A shareholder commenced a derivative action against the president of a company which develops and markets chemical compounds, after all its assets were sold. The company entered into an agreement to allow a corporation to test and evaluate its compounds. The corporation subsequently received various patents for the compounds, however, it refused to enter into a licensing agreement with the company. The plaintiff concludes that the company can assert causes of action against the corporation for: breach of contract; breach of fiduciary duty; misappropriation of trade secrets; unfair competition; fraudulent concealment; and intentional misrepresentation. The plaintiff also alleges the company series B shareholders did not approve certain loans. Subsequently, after the company defaulted on the loans, the president decided to execute a foreclosure sale of the company’s assets and he advised the shareholders that he is resigning. The plaintiff alleges that the president did not promptly advise the shareholders of the foreclosure sale and he breached his fiduciary duties when failed to have the Company commence litigation against the corporation that was retained to test its compounds. The complaint is comprised of four causes of action, including: (1) negligence, (2) breach of fiduciary duty; (3) concealment; and (4) unfair competition.

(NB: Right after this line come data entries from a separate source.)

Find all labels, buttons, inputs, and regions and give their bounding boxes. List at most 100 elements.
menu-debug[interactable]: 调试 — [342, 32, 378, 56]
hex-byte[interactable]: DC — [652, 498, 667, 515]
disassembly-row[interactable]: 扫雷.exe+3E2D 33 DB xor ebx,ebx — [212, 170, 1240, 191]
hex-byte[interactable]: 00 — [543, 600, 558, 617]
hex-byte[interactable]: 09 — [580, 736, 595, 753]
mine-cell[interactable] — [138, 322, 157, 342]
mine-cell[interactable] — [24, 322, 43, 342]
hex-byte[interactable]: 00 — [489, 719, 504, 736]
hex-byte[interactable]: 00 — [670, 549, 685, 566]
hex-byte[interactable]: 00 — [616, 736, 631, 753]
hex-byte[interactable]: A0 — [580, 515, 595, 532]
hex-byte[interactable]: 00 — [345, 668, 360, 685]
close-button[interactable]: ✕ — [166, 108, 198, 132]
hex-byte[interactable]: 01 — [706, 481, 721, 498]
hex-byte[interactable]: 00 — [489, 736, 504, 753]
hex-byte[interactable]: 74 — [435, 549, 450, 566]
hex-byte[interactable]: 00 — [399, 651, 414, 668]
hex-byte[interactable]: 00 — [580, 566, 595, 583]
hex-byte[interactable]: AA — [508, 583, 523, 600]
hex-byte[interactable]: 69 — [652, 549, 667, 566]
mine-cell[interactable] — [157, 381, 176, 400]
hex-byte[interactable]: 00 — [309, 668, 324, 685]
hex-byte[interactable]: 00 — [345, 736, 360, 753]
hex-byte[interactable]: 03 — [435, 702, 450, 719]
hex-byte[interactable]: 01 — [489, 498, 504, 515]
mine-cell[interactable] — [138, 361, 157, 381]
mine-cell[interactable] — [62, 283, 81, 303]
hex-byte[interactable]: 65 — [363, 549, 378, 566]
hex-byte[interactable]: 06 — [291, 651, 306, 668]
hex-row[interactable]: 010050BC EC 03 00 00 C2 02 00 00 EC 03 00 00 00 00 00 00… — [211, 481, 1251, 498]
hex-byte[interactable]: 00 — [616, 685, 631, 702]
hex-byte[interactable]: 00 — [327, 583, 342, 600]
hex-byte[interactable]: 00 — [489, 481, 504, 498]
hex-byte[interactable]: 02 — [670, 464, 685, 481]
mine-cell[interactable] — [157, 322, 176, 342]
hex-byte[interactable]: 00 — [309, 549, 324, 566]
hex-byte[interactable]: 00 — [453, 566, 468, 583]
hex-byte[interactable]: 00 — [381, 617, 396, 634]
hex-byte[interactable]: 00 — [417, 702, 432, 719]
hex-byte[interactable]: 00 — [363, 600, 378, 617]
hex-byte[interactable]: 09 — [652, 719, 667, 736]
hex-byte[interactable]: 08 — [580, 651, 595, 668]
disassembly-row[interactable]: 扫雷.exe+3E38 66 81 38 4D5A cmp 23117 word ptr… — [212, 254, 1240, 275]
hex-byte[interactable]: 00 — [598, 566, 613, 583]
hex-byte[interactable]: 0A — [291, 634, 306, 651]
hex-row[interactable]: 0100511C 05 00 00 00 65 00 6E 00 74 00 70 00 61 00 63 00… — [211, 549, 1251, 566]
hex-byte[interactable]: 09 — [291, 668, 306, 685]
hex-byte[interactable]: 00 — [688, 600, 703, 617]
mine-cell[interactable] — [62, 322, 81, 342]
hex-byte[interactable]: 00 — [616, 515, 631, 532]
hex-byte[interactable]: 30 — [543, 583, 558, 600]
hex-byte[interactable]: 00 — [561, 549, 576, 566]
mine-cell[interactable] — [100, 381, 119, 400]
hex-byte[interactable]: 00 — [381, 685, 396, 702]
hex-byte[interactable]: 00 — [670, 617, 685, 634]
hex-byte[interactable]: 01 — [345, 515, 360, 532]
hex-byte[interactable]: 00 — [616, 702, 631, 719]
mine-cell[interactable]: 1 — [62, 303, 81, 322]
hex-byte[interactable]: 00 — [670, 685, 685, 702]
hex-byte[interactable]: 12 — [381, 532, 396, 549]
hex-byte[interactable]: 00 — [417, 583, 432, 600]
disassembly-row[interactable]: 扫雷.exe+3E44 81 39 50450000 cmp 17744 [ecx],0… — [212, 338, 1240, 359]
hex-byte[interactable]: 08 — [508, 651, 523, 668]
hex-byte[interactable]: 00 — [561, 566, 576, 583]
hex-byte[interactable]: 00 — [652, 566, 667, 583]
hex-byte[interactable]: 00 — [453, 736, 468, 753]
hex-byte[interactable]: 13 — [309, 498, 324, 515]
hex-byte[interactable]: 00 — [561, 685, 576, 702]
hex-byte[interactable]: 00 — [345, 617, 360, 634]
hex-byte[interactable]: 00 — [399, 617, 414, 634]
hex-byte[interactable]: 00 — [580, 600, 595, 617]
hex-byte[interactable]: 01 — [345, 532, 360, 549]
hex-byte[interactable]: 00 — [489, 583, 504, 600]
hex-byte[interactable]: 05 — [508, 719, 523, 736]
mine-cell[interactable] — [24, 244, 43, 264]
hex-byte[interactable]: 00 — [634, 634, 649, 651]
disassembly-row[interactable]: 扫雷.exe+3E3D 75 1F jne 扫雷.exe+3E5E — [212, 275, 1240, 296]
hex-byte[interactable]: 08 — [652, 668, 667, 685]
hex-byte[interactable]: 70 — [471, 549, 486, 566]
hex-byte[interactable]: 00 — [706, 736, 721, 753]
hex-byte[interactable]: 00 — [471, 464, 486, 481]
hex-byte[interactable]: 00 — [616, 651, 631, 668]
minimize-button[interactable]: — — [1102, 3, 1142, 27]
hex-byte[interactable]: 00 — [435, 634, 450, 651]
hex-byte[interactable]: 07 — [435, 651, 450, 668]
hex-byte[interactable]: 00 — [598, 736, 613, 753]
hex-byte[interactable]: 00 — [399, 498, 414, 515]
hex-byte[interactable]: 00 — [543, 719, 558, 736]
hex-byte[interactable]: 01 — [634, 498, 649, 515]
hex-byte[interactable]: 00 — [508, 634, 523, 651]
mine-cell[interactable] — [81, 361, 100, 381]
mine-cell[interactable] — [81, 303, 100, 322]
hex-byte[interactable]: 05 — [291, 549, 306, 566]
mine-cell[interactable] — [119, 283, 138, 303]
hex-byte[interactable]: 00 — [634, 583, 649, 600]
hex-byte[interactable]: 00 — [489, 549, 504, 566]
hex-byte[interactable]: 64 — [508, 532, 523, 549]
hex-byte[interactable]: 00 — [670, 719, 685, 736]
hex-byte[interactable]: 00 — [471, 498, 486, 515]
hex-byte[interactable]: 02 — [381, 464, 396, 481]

Total defense costs and settlement exceeded $750,000.

Shareholder Claim

A Midwest domiciled home products company retained an independent research firm to evaluate its new home product. Based on a favorable review by the outside firm, the company raised in excess of $10 million for the production and marketing of the new product. Prior to releasing the product, the company’s internal evaluation team discovered, after extensive testing, that the new product did not work properly. Shareholders have brought suit against the company and the directors and officers for misrepresentation in the offering documents. The plaintiffs assert causes of action for violation of various state securities laws and the Securities and Exchange Act of 1934.

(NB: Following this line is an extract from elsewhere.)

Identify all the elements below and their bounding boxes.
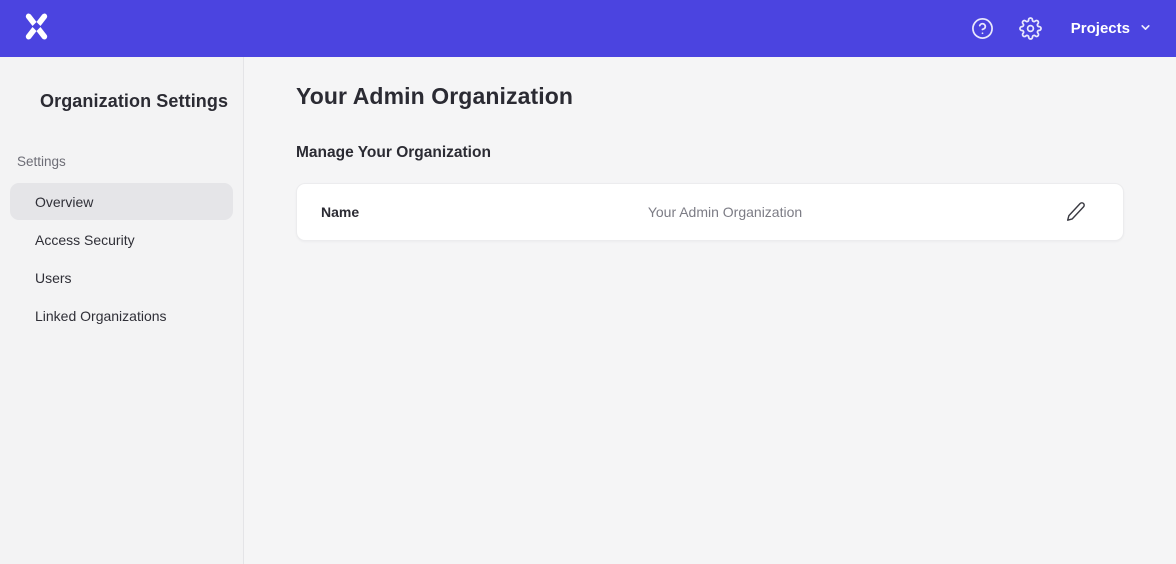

Damages alleged in the lawsuit exceed $15 million.

Sample Fiduciary Liability Claims

Fiduciary claim examples are for illustrative purposes only. They are to aid in the understanding of the products and services offered by E-Risk Services. These examples are not intended to provide legal advice or to be relied upon in any dispute. Every claim is unique and bound by all terms, conditions, declarations, exclusions, and endorsements specific to each Insured's policy.

Mishandling of Funds

A particular state department of labor advises a company that it may commence a lawsuit against it for the funds that it allegedly lost from its 401(k) Plan. The company reportedly transferred the funds from a 401(k) plan managed by one company to another.

This situation settled without a lawsuit being brought against the company, but the defense costs exceeded $25,000.

ERISA Violation

The plan fiduciaries for a 401(k) Plan received a letter from DOL advising them that after an extensive investigation it appears that they have violated several provisions of ERISA. The DOL alleges the plan fiduciaries: did not forward amounts withheld from employees on a timely basis; improperly allowed the plan to make loans to shareholder-employees; make delinquent employer contributions to the plan; failed to make timely distributions to terminated employees; and filed Annual 5500 Reports which falsely indicated that the plan was funded in accordance with the minimum funding requirements of ERISA.

Total defense costs and settlement exceeded $250,000.

Imprudent Investment Decision

The trustees of an Employee Stock Ownership Plan (ESOP) were sued by the Department of Labor( DOL) and company employees who faulted the fiduciaries for making imprudent investment decisions. The court ultimately found the fiduciaries failed to conduct impartial reviews of investment options.

The suit finally settled for $1,000,000.